Below is a communication forwarded from Robt Turpin, the information below is deemed reliable but not guaranteed.........

"The original "Casino Reef" was deployed in the early 1970s about a mile offshore in 60 feet of water. One of our earliest reefs, it was the demolition debris (mostly concrete) from the demolition of the old Casino building on Pensacola Beach. That is why "Casino Beach" is so-named. Back then, land ranges were used by anglers and divers, although LORAN was becoming more commonly used.

I got certified in 1975, and dove the Casino Reef, three barges, Russian Freighter, old bridge rubble & barge, etc. The Casino Reef was rather small & scattered, but sometimes held some good fish. I did a lot of night diving on it for flounder in late fall/early winter The Casino Reef subsided over the decades, but one small piece is still above the sand most of the time. This is the coordinate we still have listed on the public reef list. 

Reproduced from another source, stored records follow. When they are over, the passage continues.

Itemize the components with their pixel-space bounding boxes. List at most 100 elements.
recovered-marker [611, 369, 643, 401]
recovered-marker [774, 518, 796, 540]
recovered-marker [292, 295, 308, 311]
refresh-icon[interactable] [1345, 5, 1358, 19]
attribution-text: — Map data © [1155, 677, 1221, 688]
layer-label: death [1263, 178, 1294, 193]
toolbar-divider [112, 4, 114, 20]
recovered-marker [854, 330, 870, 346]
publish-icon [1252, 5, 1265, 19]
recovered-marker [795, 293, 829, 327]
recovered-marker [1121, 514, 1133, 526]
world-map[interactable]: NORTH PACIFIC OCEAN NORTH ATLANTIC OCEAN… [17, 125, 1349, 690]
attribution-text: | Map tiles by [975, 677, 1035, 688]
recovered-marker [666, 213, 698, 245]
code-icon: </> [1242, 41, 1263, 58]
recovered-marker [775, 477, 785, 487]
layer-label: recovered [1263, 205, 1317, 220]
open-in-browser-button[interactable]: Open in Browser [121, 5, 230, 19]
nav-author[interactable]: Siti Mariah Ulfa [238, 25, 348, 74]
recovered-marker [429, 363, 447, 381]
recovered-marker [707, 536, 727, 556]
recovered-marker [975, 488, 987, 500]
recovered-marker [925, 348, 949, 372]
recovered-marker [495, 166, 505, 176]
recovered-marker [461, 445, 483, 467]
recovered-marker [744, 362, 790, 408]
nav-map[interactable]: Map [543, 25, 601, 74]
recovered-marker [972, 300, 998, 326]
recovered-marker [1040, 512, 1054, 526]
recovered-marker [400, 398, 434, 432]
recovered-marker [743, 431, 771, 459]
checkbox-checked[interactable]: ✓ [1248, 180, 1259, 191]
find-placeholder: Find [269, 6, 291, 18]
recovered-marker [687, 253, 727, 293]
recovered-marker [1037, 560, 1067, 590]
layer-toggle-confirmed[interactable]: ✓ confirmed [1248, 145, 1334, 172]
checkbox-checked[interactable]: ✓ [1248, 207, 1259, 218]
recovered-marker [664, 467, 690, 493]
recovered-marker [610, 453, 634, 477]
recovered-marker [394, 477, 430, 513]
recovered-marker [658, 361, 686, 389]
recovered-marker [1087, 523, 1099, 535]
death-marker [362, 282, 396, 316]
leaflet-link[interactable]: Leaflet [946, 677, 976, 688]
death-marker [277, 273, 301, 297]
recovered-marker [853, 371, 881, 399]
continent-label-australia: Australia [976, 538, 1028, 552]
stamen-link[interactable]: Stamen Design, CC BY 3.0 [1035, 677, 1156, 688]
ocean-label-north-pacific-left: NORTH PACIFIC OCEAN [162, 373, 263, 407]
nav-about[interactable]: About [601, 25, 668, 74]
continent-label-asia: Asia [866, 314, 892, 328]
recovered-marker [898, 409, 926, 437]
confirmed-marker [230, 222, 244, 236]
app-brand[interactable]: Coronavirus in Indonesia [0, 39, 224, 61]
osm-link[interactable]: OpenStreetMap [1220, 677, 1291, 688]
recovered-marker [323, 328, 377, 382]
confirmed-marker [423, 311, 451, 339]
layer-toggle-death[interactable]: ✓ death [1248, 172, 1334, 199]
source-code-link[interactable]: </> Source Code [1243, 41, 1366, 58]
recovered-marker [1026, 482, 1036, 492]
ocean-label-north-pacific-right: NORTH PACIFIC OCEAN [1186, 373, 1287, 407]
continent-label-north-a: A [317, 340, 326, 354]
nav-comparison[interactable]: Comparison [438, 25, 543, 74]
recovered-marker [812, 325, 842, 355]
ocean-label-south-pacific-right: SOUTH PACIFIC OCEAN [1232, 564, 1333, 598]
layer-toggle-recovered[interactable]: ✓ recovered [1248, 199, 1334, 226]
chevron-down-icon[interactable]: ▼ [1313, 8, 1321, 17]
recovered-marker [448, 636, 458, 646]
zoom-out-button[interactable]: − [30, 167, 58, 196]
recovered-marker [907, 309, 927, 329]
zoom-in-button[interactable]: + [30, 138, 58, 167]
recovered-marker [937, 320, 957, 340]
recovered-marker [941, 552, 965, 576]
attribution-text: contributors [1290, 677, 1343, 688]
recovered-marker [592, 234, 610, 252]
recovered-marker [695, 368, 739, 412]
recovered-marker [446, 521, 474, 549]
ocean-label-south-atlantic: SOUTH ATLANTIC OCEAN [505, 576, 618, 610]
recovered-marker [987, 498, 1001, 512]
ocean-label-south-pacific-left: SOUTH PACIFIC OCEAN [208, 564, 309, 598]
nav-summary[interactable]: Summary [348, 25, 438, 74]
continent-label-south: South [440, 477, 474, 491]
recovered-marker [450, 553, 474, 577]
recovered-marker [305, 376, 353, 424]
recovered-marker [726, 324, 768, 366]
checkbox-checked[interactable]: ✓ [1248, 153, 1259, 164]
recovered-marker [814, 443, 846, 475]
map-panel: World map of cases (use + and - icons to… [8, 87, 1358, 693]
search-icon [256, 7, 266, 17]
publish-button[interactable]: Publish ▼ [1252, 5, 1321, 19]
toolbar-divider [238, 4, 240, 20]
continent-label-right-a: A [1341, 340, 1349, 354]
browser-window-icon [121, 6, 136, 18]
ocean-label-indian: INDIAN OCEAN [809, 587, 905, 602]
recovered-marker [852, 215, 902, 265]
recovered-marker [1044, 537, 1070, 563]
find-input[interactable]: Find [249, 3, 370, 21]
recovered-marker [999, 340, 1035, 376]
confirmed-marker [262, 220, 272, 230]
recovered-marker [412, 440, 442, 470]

It is only about a mile off the beach, so easy to reach for kayaks. As we previously discussed, putting reef materials on top of the old, subsided materials might minimize subsidence of new materials. For these reasons, we obtained federal and state permits to authorize new deployments on the site. We will be deploying $300, 000 in reef modules in early 2017: concrete tetrahedrons, polyhedrons, and an improved reef ball design (with a flared bottoman to minimize subsidence). We'll be deploying these as "patch reefs" across the site (1/4 Sq mile) using NRDA funding.

To respect the historic name of "Casino Reef", we have retained that name for the permitted site.

When we first started planning the first beach-accessible snorkeling reef in the Gulf off Pensacola Beach, my preference for the location was Casino Beach because it is centrally located, has plenty of parking, etc. The Santa Rosa Island Authority did not like that location, so we built it at Park East. It has been super-popular, and the SRIA wants to replicate that success in other locations. Although they still prohibit it inside of the Lifeguard area at Casino Beach, they are allowing it to be built a short distance east of the boundary line.

We are using the lessons we learned from the other snorkeling reefs, and the new designs will be closer to shore and shallower (we still have to comply with regulations requiring 6 feet clearance at MLLW). We will have a gap between the closer portion and a "patch reef" portion farther offshore and more amenable to kayak anglers. The gap is intended to reduce user-conflicts.

I have the state permit, and waiting for federal permit. Funding will (hopefully) come from the new round of NRDA proposals I submitted in the late-2016 application period.

The projects were thoroughly discussed and approved by the 11-member Marine Advisory Committee, and public input is always welcome! These and other projects are discussed and updated in the monthly MAC meetings, in room 104 at 3363 West Park Place, Pens, FL 32505 at 530pm on 2nd Mondays of each month.

Robert Turpin, Manager
Escambia County Marine Resources Division
Department of Natural Resources Management"

I posted this as a favor and in the interest of our fishing community. Please do not be offended if I do not reply to any other questions or posts on this subject. , I have no other information.


----------



## Realtor (Oct 1, 2007)

aaahhhh, the cryptic 3rd party......


----------